Le fonds local, sans cesse enrichi et complété par des achats, rassemble des imprimés (livres, fascicules, feuillets), mais également des manuscrits provenant de généreux donateurs. L’Abbé Denuncq, ancien religieux de Clairmarais a écrit seize volumes, tous relatifs à l’Histoire d’Artois. On peut signaler les « Coustumes générales de la Châtellenie et bailliage d’Aire, membre de la Comté d’Artois ». (XVIIe siècle, Ms.2) le recueil « Coustumes de la ville et banlieue de Saint-Omer, ensemble celle de la pruvosté de Monstroeul » appartenant à Mathieu Van Der Woestyne, de Saint-Omer (Ms.3, 1598), et le « logica Jesuitarum » ou cahier de philosophie du collège des Jésuites d’Aire, avec un portrait gravé d’Homère (Ms 7, XVIIe siècle).

L’apport des collections privées relatives à l’histoire de la cité constituent un gisement particulièrement intéressant. Le Baron André Joseph Camille Dard, bibliophile passionné, archéologue érudit, maire d’Aire-sur-la-Lys en 1883, 1884, 1888, possédait une bibliothèque considérable de plus de 3000 volumes et un grand nombre de plans, manuscrits et pièces diverses. La plupart des ouvrages concernaient l’Artois et la région d’Aire. La bibliothèque fut vendue aux enchères publiques, à Saint-Omer en novembre 1893. La ville a acquis une trentaine de titres et 5 manuscrits dont l’analyse des registres capitulaires, recueil de documents concernant le chapitre de Saint-Pierre d’Aire de 1433 à 1775, la Relation du siège de 1710 et l’atlas du canton d’Aire en 1772.

 

En ce qui concerne les journaux, la bibliothèque conserve des collections complètes : La Revue européenne, Le Charivari, l’Athenaeum Français, le Rénovateur, le Journal des Dames et des Modes, l’Apollon, etc, du XIXe siècle. Sur le plan local signalons la collection quasi complète de L’écho de La Lys, précieux instrument qui permet d’accéder à une meilleure connaissance de la ville et de sa région.
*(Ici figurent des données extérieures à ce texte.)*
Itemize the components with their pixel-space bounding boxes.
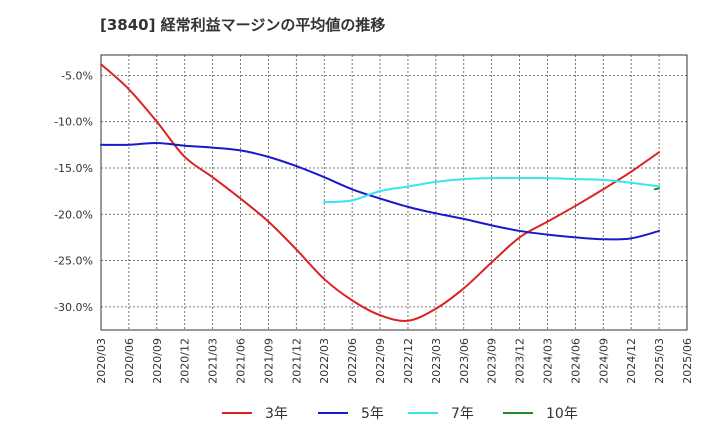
y-tick-label: -15.0% xyxy=(54,162,93,175)
y-tick-label: -30.0% xyxy=(54,301,93,314)
y-tick-label: -5.0% xyxy=(61,69,93,82)
x-tick-label: 2024/09 xyxy=(597,338,610,384)
x-tick-label: 2020/06 xyxy=(123,338,136,384)
series-line-0 xyxy=(100,63,661,322)
x-tick-label: 2021/06 xyxy=(235,338,248,384)
y-tick-label: -20.0% xyxy=(54,208,93,221)
x-tick-label: 2022/03 xyxy=(318,338,331,384)
x-tick-label: 2022/09 xyxy=(374,338,387,384)
x-tick-label: 2023/06 xyxy=(458,338,471,384)
legend-label: 10年 xyxy=(546,406,578,422)
x-tick-label: 2024/06 xyxy=(569,338,582,384)
x-tick-label: 2022/12 xyxy=(402,338,415,384)
series-line-3 xyxy=(653,187,661,191)
legend-label: 3年 xyxy=(265,406,288,422)
chart-title: [3840] 経常利益マージンの平均値の推移 xyxy=(100,16,385,34)
x-tick-label: 2025/03 xyxy=(653,338,666,384)
x-tick-label: 2021/09 xyxy=(262,338,275,384)
x-tick-label: 2021/03 xyxy=(207,338,220,384)
legend: 3年 5年 7年 10年 xyxy=(222,406,578,422)
x-tick-label: 2021/12 xyxy=(290,338,303,384)
series-lines xyxy=(100,63,661,322)
series-line-2 xyxy=(323,177,661,204)
x-tick-label: 2023/12 xyxy=(514,338,527,384)
series-line-1 xyxy=(100,141,661,241)
x-axis-ticks: 2020/03 2020/06 2020/09 2020/12 2021/03 2021/… xyxy=(95,338,694,384)
legend-label: 7年 xyxy=(451,406,474,422)
x-tick-label: 2023/09 xyxy=(486,338,499,384)
x-tick-label: 2020/09 xyxy=(151,338,164,384)
plot-frame xyxy=(100,54,688,331)
legend-label: 5年 xyxy=(361,406,384,422)
x-tick-label: 2020/03 xyxy=(95,338,108,384)
x-tick-label: 2024/12 xyxy=(625,338,638,384)
grid xyxy=(101,55,687,330)
y-axis-ticks: -5.0% -10.0% -15.0% -20.0% -25.0% -30.0% xyxy=(54,69,93,313)
x-tick-label: 2023/03 xyxy=(430,338,443,384)
y-tick-label: -25.0% xyxy=(54,255,93,268)
x-tick-label: 2025/06 xyxy=(681,338,694,384)
x-tick-label: 2024/03 xyxy=(541,338,554,384)
x-tick-label: 2022/06 xyxy=(346,338,359,384)
y-tick-label: -10.0% xyxy=(54,116,93,129)
x-tick-label: 2020/12 xyxy=(179,338,192,384)
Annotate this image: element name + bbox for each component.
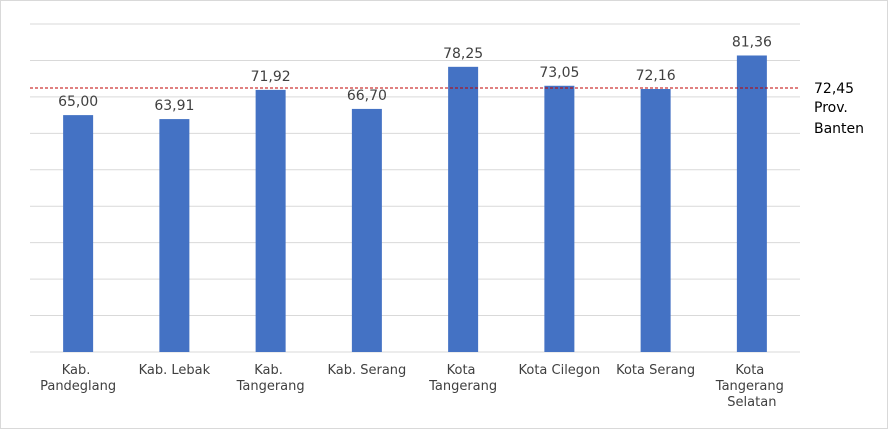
reference-name: Prov. Banten [814,100,864,137]
value-label: 63,91 [154,98,194,114]
value-label: 78,25 [443,46,483,62]
bar [159,119,190,352]
bar [63,115,94,352]
x-tick-label: Kota Serang [616,363,695,378]
x-tick-label: Kab. Pandeglang [40,363,116,394]
bar [640,89,671,352]
x-tick-label: Kota Tangerang [428,363,497,394]
value-label: 71,92 [251,69,291,85]
bar [255,89,286,353]
value-label: 72,16 [636,68,676,84]
x-tick-label: Kab. Lebak [139,363,211,378]
x-tick-label: Kota Cilegon [518,363,600,378]
bar [736,55,767,352]
value-label: 66,70 [347,88,387,104]
x-tick-label: Kota Tangerang Selatan [715,363,788,410]
x-tick-label: Kab. Tangerang [236,363,305,394]
bar [448,66,479,353]
value-label: 73,05 [539,65,579,81]
bar [351,108,382,352]
reference-value: 72,45 [814,81,854,97]
bar [544,85,575,353]
value-label: 65,00 [58,94,98,110]
value-label: 81,36 [732,34,772,50]
x-tick-label: Kab. Serang [327,363,406,378]
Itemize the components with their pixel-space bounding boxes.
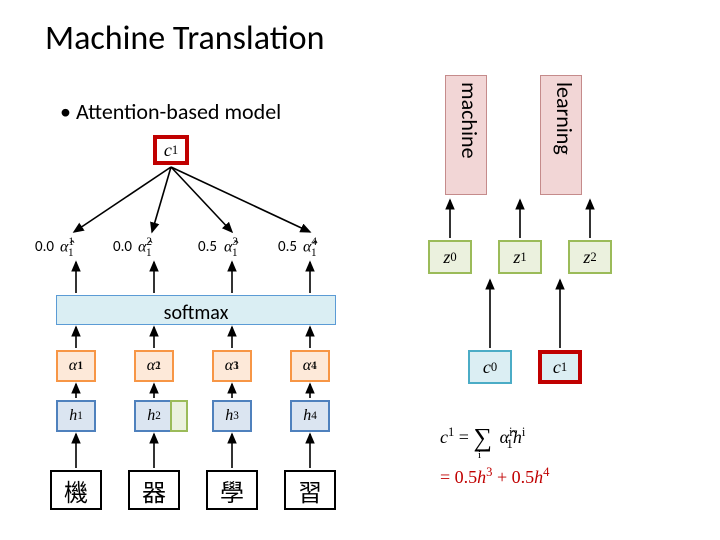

La bibliothèque conserve également des registres paroissiaux et d’état-civil d’Aire pour la période qui s’étend de 1589 à 1934.

 

De nombreux érudits locaux ont tenu à faire don de leurs œuvres ou notes rassemblées au cours de leurs travaux. Signalons le grand voyageur et conférencier Gabriel De Beugny d’Hagerue (1831-1922), auteur du Roman d’un Jésuite (1882) et du Secret de Rose et qui a publié de nombreux textes tels Les mémoires d’un commis-voyageur, mais aussi Récits Andalous à partir d’événements survenus en Andalousie entre 1796 et 1845. Signalons également les œuvres d’Eugène De Sars (1838 - 1909), poète et musicien, auteur notamment d’Au Gré des Vents (1886), et de Lucien Baudens (1804 - 1857), célèbre chirurgien militaire, membre du conseil de Santé en 1853, qui a dédicacé à la bibliothèque sa Relation de l’expédition de Constantine (1838).

Le fonds ancien de la bibliothèque offre donc de vastes ressources aux chercheurs, étudiants, lecteurs, qui trouvent sur place des ouvrages de référence et de précieuses éditions.

 

Si le développement de la lecture publique à Aire est aujourd’hui la mission essentielle de la Bibliothèque Municipale, la conservation, la mise en valeur et l’enrichissement du fonds patrimonial ne sont pas négligés.